A Hong Kong mortgage calculator that models a home loan the way HK banks and the regulator treat it: your monthly repayment, the down payment implied by your loan-to-value ratio, total interest, and the repayment stress-tested at your rate plus the HKMA 2% buffer.
How it works
The loan is the price times your LTV; the down payment is the rest. Repayments use the standard amortising formula:
M = P * r / (1 - (1 + r)^-n)
where P is the loan, r is the monthly rate (annual rate divided by 12) and n is the number of months. Two local rules shape the result:
- LTV cap — the HKMA commonly limits standard mortgages to 70% for homes under about HK$10m (lower above), so the tool flags an LTV over 70%.
- Stress test — repayments are recalculated at your rate +2 percentage points, the HKMA’s affordability check, so you can see whether you still have comfortable headroom.

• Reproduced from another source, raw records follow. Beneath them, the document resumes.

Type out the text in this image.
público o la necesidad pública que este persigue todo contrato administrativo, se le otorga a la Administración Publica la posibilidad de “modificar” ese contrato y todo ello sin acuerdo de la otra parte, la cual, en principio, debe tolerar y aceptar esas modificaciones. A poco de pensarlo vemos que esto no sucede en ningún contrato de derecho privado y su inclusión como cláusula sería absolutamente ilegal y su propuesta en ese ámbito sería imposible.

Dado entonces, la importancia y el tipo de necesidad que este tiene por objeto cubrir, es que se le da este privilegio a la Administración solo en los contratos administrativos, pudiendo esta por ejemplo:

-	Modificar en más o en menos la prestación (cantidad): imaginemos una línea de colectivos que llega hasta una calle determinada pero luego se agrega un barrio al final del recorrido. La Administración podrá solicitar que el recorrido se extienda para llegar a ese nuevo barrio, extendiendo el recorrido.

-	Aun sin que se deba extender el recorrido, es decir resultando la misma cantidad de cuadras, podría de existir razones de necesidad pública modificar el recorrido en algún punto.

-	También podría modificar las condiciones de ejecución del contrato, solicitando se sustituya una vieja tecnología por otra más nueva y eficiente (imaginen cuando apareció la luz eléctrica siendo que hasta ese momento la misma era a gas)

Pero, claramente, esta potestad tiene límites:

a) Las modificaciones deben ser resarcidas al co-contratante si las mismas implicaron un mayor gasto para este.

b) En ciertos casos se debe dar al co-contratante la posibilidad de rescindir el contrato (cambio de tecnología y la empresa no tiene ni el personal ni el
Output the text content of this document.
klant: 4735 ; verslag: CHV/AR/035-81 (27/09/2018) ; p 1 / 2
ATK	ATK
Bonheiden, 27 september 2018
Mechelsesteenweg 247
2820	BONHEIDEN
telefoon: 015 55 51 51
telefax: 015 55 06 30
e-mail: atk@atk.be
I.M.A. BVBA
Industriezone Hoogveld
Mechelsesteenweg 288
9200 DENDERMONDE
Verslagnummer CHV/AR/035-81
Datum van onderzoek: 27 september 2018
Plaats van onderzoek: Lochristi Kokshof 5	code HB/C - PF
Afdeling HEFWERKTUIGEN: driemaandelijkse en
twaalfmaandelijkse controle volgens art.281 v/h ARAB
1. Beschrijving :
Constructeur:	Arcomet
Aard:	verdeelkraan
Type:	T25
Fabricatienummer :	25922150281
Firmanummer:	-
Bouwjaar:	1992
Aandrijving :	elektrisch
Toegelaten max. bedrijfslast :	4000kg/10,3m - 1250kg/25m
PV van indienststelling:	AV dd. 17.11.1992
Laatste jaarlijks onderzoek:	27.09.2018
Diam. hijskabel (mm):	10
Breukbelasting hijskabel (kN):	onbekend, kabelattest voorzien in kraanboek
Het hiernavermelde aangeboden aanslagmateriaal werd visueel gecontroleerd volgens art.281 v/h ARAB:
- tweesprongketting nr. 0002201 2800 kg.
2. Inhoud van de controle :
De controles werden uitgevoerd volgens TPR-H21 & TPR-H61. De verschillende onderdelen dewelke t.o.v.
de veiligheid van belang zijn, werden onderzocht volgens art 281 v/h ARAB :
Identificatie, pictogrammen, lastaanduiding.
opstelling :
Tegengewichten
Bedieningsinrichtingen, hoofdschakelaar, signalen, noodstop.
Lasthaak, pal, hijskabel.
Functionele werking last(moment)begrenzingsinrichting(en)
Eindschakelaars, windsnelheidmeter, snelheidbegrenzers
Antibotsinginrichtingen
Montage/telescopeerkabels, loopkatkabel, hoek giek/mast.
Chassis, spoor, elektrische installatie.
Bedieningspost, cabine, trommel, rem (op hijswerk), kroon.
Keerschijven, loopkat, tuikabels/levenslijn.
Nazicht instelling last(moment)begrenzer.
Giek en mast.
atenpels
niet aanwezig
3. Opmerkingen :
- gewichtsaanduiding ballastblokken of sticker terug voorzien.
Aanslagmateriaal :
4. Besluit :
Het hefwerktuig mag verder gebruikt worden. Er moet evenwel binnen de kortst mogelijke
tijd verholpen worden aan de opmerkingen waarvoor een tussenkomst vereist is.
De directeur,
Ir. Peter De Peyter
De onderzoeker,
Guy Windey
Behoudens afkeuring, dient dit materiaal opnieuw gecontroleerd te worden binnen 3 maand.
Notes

Hong Kong banks usually quote an H-plan: HIBOR plus a margin, capped by a prime-linked rate, so you pay whichever is lower.
Example and notes
Buy an 8,000,000 HKD flat at 70% LTV, 4.0% over 30 years. The loan is 5,600,000 HKD with a 2,400,000 HKD down payment, and the monthly repayment is about HK$26,738. Stress-tested at 6.0%, the assessed repayment rises to roughly HK$33,573 a month.
This is a principal-and-interest estimate; rates, management fees, legal costs and mortgage insurance are excluded. All figures are calculated locally in your browser.